Sedangkan pada pekerjaan harian lepas lain yang juga sudah mempunyai mas akerja lebih dari 12 bulan atau lebih, akan mendapat THR yang diperhitungkan berdasarkan hasil rata-rata upah yang diterima pada 12 bulan terakhhir sebelum hari raya keagamanan. Sedangkan untuk mereka yang masih bekerja dibawah 12 bulan, akan menerima THR dengan perhitungan dari hasil rata-rata upah yang diterima setiap bulan selama bekerja.

“Bagi perusahaan yang menetapkan besaran nilai THR dalam perjanjian kerja, peraturan perusahaan, perjanjian kerja bersama, atau kebiasaan lebih besar dari nilai THR yang telah ditetapkan. Maka THR Keagamaan yang dibayarkan kepada pekerja sesuai dengan yang tertera di perjanjian kerja, peraturan perusahaan, perjanjian kerja bersama, atau kebisaan yang telah dilakukan,” kata Menaker Hanif, masih dari laman yang sama.

Beliau juga menghimbau para pimpipnan perusahaan unntuk melakukan pembacaran THR dengan mengacu pada regulasi yang diharapakan dapat dilakukan masimal dua minggu sebelu hari raya tiba. Agar para pekerja yang ingin mudik bisa mempersiapkan diri dengan baik. Selain itu, Kementerian Tenaga Kerja juga mengatakan akan membuka posko pengaduan seputar THR bagi para pekerja yang merasa belum meneri haknya. 

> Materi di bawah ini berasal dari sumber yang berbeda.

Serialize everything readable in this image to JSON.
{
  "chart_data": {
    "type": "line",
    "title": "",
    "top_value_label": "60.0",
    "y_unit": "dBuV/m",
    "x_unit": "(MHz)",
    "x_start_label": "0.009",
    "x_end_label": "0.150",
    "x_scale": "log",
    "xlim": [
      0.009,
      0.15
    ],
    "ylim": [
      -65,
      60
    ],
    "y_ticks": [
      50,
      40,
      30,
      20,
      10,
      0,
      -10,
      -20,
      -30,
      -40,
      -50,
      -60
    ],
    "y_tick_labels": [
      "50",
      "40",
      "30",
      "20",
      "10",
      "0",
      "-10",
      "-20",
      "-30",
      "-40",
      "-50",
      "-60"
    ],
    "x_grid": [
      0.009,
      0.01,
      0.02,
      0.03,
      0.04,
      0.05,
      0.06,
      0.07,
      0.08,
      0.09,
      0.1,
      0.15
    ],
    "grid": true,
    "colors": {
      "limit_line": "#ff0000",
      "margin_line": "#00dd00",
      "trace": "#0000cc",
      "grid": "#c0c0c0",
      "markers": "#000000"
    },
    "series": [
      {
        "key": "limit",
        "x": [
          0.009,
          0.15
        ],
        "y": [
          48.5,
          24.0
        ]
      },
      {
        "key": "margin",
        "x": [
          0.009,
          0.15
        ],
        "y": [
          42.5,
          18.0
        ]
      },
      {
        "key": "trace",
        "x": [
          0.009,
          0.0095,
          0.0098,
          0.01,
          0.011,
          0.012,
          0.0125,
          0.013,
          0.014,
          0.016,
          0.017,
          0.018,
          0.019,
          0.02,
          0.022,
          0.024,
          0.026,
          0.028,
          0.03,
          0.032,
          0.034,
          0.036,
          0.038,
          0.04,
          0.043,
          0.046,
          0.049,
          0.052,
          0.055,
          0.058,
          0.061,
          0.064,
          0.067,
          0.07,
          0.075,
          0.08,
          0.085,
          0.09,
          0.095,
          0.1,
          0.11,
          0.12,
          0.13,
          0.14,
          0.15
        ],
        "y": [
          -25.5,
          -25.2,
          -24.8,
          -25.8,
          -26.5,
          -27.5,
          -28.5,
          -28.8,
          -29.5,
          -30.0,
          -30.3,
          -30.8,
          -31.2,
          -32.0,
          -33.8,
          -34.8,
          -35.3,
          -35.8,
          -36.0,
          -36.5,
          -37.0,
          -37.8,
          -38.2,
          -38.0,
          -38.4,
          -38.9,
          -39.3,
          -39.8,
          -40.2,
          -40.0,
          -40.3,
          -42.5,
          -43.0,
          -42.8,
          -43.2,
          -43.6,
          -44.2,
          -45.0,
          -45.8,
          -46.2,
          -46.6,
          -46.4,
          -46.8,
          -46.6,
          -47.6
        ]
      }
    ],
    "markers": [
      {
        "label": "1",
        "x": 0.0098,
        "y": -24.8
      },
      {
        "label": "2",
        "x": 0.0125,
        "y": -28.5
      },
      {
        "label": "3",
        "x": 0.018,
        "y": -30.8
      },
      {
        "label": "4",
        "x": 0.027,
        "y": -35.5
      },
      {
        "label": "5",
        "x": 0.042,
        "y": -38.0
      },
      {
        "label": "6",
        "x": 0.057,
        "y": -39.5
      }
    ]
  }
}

“Kita juga akan segera menerbitkan surat edaran THR kepada para Kepala Daerah dan membuka posko pengaduan THR. Bagi pekerja yang THR-nya tidak dibayarkan bisa mengadu ke posko pengaduan THR yang akan dibuka di dinas-dinas tingkat Provinsi dan Kabupaten/Kota serta di tingkat yaitu di Kantor Kementerian Ketenagakerjaan,” tutur Hanif.